The Finance Ministry has decided against a proposed rule that would have pegged the open offer size under the new takeover code at 100 per cent.

Having a mandatory open offer size of 100 per cent would have required an acquirer reaching the threshold limit of 25 per cent to buy out all the shares held by all other shareholders of the target company. At present, the mandatory open offer size is pegged at 20 per cent, which is in line with international practice.

The SEBI board is likely to meet on June 30 to discuss among other things the recommendations of the Achuthan Committee report on the new Takeover Code. Indications are that the SEBI board will finalise its views on the Achuthan panel report, official sources said. The Finance Ministry has conveyed its views to the capital market regulator on most recommendations of the panel.

For raising mandatory offer threshold to 25%

While the Finance Ministry is against the proposed 100 per cent open offer size rule, it is in favour of a hike in the initial acquisition threshold for a mandatory open offer to 25 per cent of the voting capital of the target company, from the current level of 15 per cent.

The SEBI-appointed Achuthan panel had recommended a 100 per cent open offer rule as it would be demonstrative of the seriousness of the acquirer besides being equitable to the interests of the minority shareholders. The main factor that has led the Finance Ministry to go against the 100 per cent open offer size rule is the concern expressed by domestic companies on the acquisition finance front.

At a recent stakeholder consultations meet, chaired by Dr Kaushik Basu, Chief Economic Advisor to the Finance Ministry, a section of India Inc had pointed out that the proposed rule on open offer size would place many domestic companies at a disadvantage.
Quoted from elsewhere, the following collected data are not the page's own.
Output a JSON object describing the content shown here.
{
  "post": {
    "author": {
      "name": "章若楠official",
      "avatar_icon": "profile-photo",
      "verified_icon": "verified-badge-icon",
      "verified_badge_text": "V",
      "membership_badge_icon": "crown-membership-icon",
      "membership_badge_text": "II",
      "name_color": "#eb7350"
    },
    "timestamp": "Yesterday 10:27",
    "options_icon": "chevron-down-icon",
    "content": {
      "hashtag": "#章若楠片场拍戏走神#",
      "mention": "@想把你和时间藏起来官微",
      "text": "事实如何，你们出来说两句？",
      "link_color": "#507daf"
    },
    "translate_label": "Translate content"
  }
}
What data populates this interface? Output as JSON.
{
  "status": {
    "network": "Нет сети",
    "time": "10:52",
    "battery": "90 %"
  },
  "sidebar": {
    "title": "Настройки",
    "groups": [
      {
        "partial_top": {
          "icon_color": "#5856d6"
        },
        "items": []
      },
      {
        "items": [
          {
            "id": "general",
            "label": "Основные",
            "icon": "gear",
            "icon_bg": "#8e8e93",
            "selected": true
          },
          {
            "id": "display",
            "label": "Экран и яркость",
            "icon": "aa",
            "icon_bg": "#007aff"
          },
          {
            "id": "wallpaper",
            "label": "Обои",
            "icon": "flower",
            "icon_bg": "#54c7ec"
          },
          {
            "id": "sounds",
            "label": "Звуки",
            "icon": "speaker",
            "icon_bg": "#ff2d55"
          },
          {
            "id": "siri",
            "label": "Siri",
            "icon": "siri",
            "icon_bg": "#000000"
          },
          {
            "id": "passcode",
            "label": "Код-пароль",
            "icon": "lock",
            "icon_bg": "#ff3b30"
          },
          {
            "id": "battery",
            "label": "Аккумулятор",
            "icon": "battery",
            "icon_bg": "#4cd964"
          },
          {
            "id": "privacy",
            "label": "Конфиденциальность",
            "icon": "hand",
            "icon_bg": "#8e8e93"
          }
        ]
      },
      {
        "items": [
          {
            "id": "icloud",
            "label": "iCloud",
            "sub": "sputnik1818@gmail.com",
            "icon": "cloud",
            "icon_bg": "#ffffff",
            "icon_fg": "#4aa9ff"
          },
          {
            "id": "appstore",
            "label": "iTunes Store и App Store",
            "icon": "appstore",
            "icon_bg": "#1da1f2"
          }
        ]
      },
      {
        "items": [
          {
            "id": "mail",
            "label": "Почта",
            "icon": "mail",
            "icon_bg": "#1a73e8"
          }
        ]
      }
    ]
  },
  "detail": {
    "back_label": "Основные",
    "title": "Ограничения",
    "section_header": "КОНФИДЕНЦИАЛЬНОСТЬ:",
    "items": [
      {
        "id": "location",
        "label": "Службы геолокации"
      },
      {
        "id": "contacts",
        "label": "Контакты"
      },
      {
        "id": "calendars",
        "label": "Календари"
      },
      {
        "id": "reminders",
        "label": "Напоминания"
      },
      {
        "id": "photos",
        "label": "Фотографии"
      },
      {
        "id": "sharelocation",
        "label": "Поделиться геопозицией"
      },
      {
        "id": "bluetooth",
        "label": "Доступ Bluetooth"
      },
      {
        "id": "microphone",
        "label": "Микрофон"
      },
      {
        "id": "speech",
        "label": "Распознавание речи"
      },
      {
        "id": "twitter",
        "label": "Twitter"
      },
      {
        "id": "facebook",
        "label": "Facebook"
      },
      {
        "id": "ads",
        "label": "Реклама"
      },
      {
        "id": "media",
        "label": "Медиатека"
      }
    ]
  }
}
This was because Indian banks do not finance takeover, but foreign banks readily do so, it said.

“Going in for 100 per cent open offer size from current level of 20 per cent is too much of a jump. It is not acceptable to us. We are yet to decide what would be the ideal size. It could be 40 per cent, 51 per cent or 55 per cent… Overall, it is a good report, but it cannot be accepted in full,” official sources said.

Non-compete fees

On non-compete fees, the Finance Ministry has been unable to decide on the stance it should take, given the different views among the stakeholders.

The Finance Ministry will look at the international practices on the issue of non-compete fees and then take a decision on it, a senior official said.

The Achuthan committee had recommended the abolition of non-compete fees. But India Inc wants this concept to stay. Apex industry associations have contended that the concept of non-compete fees was an international practice and, therefore, should be allowed even in the new takeover code.